Morgan’s business partner Mel Jacob came up with the idea for I Do Drive Thru in 2020, and it took off internationally during COVID – partly out of necessity, and partly for novelty.
They’ve since branched out, with I Do offering two- to 10-minute ceremonies everywhere.
Their most popular offering is the $400 “tight ass Tuesday” – a far cry from what the average Australian couple spends, which is $33,810, according to an industry report by wedding service Easy Weddings.
“More often than not, the tiniest weddings are the more emotional because the big weddings have become about Instagram photos,” Morgan says.
“I’m often crying myself because they’re about two people who just want to say how much they love each other.”
More than 118,000 couples got married in Australia last year, down from a record high of about 127,000 in 2022 after the height of the pandemic, according to the Australian Bureau of Statistics.
Laurence and Caitlin Antonio invited just a couple of friends to witness their elopement at Kirribilli on Sydney’s lower north shore.
The New Zealand couple, who met at university nine years ago, put off getting married because of the cost and couldn’t fathom going into debt for a big wedding. The pair are land surveyors, and used a work trip to Sydney this month to finally get hitched.
Laurence ended up buying his suit jacket a couple of days beforehand because of a tailoring bungle.

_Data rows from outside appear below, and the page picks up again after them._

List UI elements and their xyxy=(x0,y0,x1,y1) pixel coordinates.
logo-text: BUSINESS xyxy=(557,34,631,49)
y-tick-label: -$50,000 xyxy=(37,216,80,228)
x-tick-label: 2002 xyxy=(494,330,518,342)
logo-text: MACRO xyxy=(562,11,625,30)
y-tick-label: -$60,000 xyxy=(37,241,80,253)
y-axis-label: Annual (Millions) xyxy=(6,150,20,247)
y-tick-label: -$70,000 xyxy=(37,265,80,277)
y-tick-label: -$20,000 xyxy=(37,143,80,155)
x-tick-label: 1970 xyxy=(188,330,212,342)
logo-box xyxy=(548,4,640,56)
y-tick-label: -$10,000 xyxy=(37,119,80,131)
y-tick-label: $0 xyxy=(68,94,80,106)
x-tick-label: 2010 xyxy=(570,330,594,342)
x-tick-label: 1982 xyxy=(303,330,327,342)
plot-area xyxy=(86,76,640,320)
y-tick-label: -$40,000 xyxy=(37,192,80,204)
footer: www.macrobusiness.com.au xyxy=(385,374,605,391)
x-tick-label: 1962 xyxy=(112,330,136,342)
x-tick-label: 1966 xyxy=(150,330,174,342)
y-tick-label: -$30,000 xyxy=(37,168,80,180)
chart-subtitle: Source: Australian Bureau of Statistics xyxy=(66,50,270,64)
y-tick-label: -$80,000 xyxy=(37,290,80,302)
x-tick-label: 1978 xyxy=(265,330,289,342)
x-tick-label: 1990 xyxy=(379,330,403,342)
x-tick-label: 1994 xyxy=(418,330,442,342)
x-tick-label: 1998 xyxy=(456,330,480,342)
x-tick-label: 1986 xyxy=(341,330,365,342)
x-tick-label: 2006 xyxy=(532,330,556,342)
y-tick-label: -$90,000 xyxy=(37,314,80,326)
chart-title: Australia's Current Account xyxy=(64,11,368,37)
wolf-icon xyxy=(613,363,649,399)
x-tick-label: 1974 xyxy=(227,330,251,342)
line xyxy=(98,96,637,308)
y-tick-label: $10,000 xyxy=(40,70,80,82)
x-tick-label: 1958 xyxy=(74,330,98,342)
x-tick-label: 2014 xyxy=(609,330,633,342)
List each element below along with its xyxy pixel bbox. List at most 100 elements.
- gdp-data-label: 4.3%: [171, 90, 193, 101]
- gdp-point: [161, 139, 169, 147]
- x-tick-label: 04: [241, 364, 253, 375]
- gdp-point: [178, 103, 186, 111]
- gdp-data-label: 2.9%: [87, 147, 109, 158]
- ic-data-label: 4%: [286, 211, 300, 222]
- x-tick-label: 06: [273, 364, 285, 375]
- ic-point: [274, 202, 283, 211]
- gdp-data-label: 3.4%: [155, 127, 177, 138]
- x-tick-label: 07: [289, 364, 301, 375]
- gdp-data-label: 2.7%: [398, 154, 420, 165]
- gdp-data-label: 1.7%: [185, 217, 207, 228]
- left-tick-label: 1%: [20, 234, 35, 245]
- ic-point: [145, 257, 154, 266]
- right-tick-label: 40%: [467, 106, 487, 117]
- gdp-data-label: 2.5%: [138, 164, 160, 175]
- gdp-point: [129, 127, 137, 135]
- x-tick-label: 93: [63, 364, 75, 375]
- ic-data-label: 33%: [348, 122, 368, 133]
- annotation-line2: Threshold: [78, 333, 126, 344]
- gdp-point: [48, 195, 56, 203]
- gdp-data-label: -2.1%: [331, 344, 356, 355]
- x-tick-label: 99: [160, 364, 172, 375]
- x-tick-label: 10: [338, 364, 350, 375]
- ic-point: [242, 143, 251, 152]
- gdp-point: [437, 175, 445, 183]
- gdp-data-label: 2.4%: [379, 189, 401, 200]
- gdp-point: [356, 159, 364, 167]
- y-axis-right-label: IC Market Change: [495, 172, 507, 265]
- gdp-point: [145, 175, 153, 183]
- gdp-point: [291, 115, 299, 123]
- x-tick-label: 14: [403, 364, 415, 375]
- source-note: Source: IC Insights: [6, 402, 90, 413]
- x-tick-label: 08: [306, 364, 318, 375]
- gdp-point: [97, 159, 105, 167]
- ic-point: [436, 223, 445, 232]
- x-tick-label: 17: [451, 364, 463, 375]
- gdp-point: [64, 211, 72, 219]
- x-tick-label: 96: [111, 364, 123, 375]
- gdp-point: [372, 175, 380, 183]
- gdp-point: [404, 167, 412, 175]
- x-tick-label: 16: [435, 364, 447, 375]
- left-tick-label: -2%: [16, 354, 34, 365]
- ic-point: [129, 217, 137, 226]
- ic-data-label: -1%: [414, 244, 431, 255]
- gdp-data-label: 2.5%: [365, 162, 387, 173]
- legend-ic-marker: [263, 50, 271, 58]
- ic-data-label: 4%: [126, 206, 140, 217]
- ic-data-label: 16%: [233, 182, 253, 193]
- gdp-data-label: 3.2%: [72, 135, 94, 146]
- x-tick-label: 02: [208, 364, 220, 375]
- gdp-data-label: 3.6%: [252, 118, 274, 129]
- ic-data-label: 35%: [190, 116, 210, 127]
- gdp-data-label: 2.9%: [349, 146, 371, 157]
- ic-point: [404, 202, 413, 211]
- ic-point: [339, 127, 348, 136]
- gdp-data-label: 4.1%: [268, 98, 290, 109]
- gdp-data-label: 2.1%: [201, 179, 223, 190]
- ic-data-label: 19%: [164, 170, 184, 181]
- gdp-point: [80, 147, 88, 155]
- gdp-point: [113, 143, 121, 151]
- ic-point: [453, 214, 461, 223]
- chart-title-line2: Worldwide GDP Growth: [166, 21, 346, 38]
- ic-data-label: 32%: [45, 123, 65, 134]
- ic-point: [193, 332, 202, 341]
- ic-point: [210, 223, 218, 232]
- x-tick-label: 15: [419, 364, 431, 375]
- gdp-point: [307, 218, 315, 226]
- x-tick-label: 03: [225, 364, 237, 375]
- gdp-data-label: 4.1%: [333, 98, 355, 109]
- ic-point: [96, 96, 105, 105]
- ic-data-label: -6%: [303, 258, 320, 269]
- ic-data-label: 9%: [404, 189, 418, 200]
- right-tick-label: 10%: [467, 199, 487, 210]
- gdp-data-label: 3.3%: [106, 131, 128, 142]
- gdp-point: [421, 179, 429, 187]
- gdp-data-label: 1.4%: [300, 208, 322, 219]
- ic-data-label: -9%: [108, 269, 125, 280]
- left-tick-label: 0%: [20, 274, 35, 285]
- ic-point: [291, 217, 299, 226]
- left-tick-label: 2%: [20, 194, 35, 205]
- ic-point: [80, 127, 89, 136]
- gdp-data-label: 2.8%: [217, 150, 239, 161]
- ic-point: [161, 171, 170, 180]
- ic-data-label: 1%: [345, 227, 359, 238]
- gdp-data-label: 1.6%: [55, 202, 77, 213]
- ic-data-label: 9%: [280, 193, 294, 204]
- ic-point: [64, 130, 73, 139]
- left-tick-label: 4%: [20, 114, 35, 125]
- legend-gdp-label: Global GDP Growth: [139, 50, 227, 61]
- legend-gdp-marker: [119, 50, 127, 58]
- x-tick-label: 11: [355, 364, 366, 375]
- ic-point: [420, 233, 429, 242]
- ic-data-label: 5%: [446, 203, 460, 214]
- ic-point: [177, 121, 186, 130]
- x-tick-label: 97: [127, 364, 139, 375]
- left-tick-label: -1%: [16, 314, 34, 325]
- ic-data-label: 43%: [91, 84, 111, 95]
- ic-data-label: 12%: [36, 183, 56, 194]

“I love that [the wedding] was short [and] sharp; it was cheap, it was easy. It actually really put the focus on us – that really ticked the box for me,” Laurence says.
The majority of wedding professionals say couples are more budget-conscious in 2024, Wedshed reports. Almost three-quarters reported a decrease in bookings in the past 12 months in what Parfett says is a consequence of couples downsizing their weddings.
The University of Melbourne’s Lauren Rosewarne, a social scientist who specialises in popular culture, says some of the factors likely driving couples to reduce their wedding costs are long term.
“It’s unlikely, for example, that life and housing will suddenly become much cheaper, for instance. With that in mind, I think the idea of getting married on a small scale will likely stick around,” Rosewarne says.
Sarah believes micro-weddings will only get more popular.
“[People] just want something that’s affordable but meaningful,” she says.